In group decision-making, multiple individuals — or multiple decision makers — ponder a problem and collectively agree on the best solution. Sometimes this process is fraught with difficulties. Decision makers might disagree on how to solve a problem, for example. Also, the process of decision-making in a group sometimes results in diffusion of responsibility, where no particular person is actually responsible for a decision. Moreover, decision makers can blame other individuals in the group for a bad judgment and deny personal responsibility.
Group decision-making benefits some businesses, however. This method draws on the skills and expertise of each decision maker in the group, resulting in better solutions to common problems. Employees in various departments within an organization might have decision-making skills.
Factors That Influence Decision Makers
Various factors influence decision-making in business. One study suggests that smaller groups of decision makers are more competent at making resolutions than larger groups. The research, from Princeton University, says that people make decisions based on correlated information — the facts known to all members of a group, and uncorrelated information — the things known only to a few members of a group. The larger the group, the more the uncorrelated information gets “drowned out.”
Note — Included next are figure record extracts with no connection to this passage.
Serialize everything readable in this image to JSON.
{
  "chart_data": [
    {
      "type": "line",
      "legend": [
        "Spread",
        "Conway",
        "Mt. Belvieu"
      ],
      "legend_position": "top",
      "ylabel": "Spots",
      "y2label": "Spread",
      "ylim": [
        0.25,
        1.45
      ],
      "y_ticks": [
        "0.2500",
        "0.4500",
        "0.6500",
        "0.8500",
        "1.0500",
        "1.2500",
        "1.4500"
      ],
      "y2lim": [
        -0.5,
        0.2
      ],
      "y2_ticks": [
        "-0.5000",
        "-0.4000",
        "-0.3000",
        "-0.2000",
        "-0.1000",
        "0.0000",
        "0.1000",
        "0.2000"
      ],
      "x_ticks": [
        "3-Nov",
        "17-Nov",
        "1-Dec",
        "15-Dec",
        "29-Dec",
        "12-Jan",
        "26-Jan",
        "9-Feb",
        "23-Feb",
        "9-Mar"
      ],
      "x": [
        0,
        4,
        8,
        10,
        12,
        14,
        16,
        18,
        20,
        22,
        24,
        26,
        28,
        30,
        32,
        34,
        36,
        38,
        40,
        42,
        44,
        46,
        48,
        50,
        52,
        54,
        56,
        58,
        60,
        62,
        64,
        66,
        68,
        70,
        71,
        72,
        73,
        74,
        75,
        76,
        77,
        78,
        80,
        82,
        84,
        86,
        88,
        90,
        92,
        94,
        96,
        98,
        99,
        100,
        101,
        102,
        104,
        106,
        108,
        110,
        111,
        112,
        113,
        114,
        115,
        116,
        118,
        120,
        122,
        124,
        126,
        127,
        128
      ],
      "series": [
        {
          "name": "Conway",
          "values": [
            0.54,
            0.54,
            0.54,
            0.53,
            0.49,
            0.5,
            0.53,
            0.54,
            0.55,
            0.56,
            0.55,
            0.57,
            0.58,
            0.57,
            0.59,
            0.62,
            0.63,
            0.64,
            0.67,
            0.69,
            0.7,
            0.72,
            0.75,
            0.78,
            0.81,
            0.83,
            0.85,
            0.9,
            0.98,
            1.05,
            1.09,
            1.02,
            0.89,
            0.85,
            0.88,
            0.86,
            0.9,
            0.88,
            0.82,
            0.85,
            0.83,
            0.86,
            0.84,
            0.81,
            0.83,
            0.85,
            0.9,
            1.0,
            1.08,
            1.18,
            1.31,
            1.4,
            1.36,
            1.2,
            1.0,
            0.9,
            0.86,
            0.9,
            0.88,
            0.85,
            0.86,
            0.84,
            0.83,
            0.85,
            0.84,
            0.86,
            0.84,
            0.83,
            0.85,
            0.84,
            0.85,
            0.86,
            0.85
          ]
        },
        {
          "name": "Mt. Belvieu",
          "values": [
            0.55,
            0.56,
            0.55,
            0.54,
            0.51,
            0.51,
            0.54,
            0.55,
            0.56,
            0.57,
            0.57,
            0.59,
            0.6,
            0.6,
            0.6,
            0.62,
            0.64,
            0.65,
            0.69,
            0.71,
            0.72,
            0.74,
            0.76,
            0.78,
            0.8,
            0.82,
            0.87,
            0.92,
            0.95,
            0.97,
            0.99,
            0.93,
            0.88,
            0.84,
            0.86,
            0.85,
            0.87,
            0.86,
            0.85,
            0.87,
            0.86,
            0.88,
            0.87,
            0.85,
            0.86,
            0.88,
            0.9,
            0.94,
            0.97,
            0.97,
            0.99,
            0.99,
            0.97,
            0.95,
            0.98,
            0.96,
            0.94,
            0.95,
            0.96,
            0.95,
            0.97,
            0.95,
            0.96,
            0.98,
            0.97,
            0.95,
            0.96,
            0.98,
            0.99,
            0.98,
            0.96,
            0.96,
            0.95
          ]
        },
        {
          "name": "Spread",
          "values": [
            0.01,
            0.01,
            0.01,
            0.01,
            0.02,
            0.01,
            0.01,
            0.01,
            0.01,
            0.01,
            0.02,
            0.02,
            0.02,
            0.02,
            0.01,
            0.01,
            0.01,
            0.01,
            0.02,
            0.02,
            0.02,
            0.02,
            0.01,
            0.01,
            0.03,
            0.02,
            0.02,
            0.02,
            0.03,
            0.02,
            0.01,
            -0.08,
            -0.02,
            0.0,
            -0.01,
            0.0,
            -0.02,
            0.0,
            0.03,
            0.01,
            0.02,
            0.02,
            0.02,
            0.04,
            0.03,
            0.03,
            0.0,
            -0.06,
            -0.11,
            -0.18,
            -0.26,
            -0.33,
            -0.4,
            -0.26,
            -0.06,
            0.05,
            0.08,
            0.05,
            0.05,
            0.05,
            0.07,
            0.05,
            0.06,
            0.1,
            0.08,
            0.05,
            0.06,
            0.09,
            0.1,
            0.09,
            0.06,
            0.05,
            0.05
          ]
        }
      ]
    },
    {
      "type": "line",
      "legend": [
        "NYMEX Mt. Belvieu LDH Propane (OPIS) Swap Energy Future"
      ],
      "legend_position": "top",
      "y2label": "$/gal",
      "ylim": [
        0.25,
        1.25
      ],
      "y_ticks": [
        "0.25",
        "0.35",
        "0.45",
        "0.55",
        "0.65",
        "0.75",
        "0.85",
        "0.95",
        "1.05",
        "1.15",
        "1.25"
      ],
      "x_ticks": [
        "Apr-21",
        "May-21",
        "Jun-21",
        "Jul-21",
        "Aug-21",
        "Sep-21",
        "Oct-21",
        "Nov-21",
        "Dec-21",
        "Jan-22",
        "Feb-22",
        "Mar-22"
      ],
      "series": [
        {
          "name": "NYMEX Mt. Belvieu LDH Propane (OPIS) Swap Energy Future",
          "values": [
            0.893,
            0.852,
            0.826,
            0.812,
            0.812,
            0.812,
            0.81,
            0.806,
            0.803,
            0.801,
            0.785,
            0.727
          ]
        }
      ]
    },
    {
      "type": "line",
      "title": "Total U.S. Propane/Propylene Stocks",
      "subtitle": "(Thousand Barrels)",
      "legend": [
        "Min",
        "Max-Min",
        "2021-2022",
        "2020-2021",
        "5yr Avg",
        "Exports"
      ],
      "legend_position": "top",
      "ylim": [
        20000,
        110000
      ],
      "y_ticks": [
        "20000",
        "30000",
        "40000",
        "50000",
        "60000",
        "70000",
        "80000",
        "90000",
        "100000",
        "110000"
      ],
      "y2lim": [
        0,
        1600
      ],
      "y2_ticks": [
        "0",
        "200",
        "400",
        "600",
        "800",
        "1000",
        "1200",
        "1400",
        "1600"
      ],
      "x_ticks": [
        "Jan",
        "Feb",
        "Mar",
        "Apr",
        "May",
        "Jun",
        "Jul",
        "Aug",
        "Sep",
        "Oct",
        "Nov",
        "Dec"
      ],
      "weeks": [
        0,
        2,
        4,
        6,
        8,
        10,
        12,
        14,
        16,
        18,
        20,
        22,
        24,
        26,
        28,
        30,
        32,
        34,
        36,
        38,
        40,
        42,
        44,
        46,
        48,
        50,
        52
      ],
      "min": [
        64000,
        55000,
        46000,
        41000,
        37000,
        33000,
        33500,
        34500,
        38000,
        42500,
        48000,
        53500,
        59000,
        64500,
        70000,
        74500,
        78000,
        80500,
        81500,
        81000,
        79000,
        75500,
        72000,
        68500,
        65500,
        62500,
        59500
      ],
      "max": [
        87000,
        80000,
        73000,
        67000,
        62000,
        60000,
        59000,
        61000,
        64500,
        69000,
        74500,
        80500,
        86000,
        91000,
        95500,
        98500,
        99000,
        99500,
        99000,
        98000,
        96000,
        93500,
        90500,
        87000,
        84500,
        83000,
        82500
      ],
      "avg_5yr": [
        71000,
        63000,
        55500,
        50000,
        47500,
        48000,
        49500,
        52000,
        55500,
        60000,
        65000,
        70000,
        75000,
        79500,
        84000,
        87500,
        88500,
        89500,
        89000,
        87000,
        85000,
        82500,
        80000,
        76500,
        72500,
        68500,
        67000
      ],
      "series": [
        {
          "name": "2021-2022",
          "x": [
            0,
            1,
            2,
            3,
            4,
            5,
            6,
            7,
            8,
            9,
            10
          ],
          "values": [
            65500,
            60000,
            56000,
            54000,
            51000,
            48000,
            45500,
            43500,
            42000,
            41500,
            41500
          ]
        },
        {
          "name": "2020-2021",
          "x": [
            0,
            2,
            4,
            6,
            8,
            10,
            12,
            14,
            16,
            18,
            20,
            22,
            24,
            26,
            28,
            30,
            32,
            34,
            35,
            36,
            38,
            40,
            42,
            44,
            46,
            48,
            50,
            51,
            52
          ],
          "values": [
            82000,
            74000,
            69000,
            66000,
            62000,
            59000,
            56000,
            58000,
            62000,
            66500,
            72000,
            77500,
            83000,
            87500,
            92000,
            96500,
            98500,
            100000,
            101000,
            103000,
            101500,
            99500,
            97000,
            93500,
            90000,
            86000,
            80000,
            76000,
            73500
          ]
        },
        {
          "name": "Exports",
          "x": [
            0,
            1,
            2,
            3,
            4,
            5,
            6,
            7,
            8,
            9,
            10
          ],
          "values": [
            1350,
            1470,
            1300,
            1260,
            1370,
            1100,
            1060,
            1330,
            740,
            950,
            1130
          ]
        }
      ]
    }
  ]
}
Psychological and physiological factors also impact decision makers. Long days, fatigue and eating habits could affect someone’s decision-making process, for example. The National Academy of Sciences found that a judge was more likely to grant a criminal parole after a food break.
Research from Stanford University says that good decision-making happens in the morning when serotonin levels in the brain are at their highest. This, they say, makes it easier for people to take risks.
The decision-making process in management comes with multiple benefits. Great decision makers influence almost every business-related situation, and companies that have proper decision makers are more effective at strategic planning. These companies improve sales, boost productivity and increase morale, too.